ГАСТОН(помолчав). Конечно, это было глупо с моей стороны… Но ведь наш год должны были вскоре призвать, и вы это знали. А что, если эта глупость была единственной, которую мне дано было сделать, а что, если вы хотели лишить этой любви того, кому осталось жить всего несколько месяцев, а что, если бы любовь не успела исчерпать себя за этот срок?

Г-ЖА РЕНО. Но никто и не думал, что ты обязательно умрешь!.. И потом, я еще не все тебе сказала. Знаешь, что ты мне крикнул в лицо, у тебя даже рот перекосился, ты поднял руку на меня, на родную мать! Ты крикнул: «Ненавижу тебя, ненавижу!» Вот что ты крикнул. (Пауза.) Теперь ты понимаешь, почему я не выходила из своей комнаты, все надеялась, что ты придешь, прислушивалась вплоть до той минуты, когда за тобой захлопнулась входная дверь?

ГАСТОН(молчит, потом тихо). Я умер в восемнадцать лет, так и не получив своей, пусть небольшой, радости под тем предлогом, что это, мол, глупость, а вы так и но заговорили со мной. Я всю ночь пролежал раненный в плечо, и я был вдвойне одинок рядом с теми, кто звал в бреду свою мать. (Пауза, потом вдруг как бы самому себе.) Это правда, я вас ненавижу.

Г-ЖА РЕНО(испуганно кричит). Жак, что с тобой?

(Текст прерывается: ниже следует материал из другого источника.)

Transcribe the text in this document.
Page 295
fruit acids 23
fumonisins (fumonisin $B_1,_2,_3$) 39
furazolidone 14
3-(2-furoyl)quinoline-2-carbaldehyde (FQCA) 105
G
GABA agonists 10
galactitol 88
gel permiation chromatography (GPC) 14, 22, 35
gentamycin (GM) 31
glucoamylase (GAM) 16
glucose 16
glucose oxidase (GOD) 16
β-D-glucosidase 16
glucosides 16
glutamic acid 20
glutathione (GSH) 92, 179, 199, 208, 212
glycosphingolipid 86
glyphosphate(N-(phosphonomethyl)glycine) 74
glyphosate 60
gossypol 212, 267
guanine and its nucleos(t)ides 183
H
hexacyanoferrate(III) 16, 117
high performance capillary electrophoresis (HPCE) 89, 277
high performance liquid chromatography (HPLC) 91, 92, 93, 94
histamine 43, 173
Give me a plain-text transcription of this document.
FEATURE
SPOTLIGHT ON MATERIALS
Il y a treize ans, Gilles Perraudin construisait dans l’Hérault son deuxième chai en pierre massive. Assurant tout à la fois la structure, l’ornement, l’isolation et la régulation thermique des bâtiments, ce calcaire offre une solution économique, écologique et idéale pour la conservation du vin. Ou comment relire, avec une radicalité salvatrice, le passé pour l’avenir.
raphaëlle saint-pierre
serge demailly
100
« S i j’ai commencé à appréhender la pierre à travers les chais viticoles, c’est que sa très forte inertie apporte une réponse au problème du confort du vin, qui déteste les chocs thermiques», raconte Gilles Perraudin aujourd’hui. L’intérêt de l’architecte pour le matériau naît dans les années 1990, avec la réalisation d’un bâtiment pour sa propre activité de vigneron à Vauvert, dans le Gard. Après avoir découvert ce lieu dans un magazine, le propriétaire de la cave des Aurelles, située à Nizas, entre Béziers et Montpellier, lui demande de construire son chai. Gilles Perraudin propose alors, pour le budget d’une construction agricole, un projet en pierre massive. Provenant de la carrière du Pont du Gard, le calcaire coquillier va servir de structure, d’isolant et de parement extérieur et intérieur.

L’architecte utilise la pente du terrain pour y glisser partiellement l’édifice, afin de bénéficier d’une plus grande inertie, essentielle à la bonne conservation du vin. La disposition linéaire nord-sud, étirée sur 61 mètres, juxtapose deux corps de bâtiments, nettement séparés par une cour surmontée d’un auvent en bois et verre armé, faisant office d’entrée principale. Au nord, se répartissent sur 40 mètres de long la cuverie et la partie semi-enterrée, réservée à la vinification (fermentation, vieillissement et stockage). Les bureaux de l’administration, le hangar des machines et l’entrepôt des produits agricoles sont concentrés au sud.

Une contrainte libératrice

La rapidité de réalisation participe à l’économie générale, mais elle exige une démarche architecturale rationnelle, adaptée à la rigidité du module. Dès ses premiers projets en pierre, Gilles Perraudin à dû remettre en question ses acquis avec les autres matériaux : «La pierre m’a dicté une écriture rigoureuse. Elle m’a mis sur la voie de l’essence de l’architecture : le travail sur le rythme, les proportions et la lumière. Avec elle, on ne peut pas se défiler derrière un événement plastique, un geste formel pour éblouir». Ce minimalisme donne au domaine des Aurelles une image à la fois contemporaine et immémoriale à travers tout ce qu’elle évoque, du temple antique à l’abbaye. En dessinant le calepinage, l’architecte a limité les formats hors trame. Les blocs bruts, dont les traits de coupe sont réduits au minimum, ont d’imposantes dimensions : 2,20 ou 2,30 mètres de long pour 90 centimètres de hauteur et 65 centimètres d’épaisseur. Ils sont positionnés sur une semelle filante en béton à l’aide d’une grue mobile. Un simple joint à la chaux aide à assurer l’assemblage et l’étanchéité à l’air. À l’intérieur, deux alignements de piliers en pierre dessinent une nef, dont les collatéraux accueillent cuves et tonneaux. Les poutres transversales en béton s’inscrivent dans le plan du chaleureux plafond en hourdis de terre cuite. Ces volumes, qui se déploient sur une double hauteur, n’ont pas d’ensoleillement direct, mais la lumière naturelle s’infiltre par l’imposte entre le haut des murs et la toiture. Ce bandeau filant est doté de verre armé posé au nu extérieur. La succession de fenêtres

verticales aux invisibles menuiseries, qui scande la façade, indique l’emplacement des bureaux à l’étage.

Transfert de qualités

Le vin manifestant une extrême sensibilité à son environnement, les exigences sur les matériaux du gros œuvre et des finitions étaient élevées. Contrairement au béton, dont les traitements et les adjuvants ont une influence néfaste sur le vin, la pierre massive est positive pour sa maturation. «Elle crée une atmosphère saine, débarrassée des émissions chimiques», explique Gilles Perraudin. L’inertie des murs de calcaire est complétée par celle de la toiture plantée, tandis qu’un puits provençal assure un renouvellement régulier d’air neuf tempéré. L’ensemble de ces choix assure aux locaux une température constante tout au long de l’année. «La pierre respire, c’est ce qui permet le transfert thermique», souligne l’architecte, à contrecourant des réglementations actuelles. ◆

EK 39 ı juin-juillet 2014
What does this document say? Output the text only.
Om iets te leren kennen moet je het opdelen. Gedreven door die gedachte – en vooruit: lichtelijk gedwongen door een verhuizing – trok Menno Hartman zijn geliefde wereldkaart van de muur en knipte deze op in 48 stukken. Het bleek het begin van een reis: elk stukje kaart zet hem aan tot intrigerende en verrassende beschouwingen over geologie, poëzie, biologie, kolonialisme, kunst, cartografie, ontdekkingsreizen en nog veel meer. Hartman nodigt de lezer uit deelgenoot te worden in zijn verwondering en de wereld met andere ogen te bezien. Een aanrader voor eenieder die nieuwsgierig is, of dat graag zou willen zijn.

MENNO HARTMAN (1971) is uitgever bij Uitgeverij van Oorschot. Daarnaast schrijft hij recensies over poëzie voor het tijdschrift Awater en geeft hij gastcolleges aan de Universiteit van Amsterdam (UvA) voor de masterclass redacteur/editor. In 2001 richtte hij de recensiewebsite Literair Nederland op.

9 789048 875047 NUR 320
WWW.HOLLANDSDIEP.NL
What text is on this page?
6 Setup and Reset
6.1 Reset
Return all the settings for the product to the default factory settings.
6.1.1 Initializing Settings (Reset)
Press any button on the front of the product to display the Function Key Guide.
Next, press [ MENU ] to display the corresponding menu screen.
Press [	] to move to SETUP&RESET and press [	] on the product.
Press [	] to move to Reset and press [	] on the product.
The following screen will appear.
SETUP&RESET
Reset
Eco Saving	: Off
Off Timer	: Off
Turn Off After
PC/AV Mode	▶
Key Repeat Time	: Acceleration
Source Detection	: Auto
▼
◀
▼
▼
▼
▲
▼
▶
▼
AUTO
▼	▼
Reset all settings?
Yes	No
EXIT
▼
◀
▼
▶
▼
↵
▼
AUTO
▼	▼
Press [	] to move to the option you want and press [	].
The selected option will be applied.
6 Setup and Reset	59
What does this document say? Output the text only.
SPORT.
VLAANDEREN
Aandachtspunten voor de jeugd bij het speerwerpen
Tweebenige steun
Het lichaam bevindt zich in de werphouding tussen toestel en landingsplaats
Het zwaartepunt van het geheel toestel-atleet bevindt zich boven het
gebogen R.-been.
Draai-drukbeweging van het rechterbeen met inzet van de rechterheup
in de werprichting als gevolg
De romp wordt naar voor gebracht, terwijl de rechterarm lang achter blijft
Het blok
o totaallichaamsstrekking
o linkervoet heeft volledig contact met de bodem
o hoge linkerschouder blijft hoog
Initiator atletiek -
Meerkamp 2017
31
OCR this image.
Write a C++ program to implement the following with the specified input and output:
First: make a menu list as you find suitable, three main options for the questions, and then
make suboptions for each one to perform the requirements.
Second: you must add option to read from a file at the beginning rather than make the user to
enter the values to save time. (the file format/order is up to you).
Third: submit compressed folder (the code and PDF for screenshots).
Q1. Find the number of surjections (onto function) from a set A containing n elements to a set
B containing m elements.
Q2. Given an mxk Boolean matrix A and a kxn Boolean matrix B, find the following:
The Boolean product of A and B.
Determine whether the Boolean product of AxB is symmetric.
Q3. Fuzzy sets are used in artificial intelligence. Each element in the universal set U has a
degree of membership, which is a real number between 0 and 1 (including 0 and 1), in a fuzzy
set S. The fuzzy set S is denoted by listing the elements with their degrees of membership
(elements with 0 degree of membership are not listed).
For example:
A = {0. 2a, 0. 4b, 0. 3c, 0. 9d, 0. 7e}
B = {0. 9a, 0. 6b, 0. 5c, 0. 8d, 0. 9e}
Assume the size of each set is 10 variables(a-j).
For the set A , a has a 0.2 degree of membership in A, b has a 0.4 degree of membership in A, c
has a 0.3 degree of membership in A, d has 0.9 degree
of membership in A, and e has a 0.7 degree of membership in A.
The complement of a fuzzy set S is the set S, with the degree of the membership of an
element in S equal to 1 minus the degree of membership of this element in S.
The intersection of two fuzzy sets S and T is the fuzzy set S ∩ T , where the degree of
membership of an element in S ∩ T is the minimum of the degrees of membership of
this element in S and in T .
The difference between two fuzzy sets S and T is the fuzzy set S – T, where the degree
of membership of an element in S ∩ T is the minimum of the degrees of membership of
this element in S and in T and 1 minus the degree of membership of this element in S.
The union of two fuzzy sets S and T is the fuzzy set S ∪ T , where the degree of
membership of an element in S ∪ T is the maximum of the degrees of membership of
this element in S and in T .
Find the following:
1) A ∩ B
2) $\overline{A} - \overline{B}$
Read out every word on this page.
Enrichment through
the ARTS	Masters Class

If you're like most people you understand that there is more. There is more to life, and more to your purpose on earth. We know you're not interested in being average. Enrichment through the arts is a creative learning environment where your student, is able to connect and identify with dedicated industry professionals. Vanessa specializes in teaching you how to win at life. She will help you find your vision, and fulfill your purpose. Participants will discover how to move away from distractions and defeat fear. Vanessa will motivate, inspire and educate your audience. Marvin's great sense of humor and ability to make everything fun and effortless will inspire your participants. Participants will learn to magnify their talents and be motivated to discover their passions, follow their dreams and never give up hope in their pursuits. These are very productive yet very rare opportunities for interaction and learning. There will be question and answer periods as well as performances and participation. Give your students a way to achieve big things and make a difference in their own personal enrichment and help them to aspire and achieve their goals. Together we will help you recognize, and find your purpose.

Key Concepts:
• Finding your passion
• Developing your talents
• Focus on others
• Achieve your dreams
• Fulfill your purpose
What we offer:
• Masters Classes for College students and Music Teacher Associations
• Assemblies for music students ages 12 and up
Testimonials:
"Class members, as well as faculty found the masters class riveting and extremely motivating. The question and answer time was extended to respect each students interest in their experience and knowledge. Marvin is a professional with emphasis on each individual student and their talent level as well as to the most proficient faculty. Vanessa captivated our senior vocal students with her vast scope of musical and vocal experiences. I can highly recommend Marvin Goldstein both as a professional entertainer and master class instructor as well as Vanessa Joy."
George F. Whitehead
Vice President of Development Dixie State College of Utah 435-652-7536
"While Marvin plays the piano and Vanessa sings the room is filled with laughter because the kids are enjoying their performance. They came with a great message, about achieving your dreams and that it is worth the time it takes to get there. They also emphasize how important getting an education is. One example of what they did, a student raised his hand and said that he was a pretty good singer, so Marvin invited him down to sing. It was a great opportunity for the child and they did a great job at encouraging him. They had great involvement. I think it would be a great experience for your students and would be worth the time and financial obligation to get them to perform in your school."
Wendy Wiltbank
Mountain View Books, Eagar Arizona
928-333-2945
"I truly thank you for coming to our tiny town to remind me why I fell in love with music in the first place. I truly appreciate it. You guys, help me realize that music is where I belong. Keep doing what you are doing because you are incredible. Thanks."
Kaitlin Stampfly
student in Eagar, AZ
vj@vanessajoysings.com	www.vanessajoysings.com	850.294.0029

ГАСТОН(опомнившись, замечает ее). Как — что? Простите… Простате меня, пожалуйста. (Отходит; резко, четко.) Я не Жак Рено, я не узнаю здесь ничего, что принадлежит ему по праву. Да, слушая вас, я на мгновение спутал себя с ним. Простите. Но, видите ли, для человека без памяти прошлое, все, прошлое сразу — слишком тяжкий груз, чтобы взвалить его на себя одним рывком. Если вы хотите сделать мне удовольствие, — да нет, не только удовольствие, а благодеяние, — отпустите меня обратно в приют. Я сажал там салат, натирал полы… Дни проходили… Но даже за эти восемнадцать лет, — я имею в виду вторую половину своей жизни, — даже за этот срок дни, наслаиваясь друг на друга, не сумели превратиться в прожорливое чудище, которое вы именуете прошлым.

Г-ЖА РЕНО. Но, Жак…

ГАСТОН. И главное, не называйте меня Жаком… Этот Жак такого натворил. Гастон — другое дело. Если он даже ничто, я знаю, каков он. Но ваш Жак, одно имя которого уже погребено под трупами сотен птиц, этот Жак, который обманывал, убивал, который пошел на войну совсем один, которого никто не проводил на вокзал, Жак, который даже не любил, такой Жак наводит на меня ужас.

Г-ЖА РЕНО. Но ведь, мой мальчик…

ГАСТОН. Убирайтесь! Я не ваш мальчик.

Г-ЖА РЕНО. Ты заговорил совсем как прежде!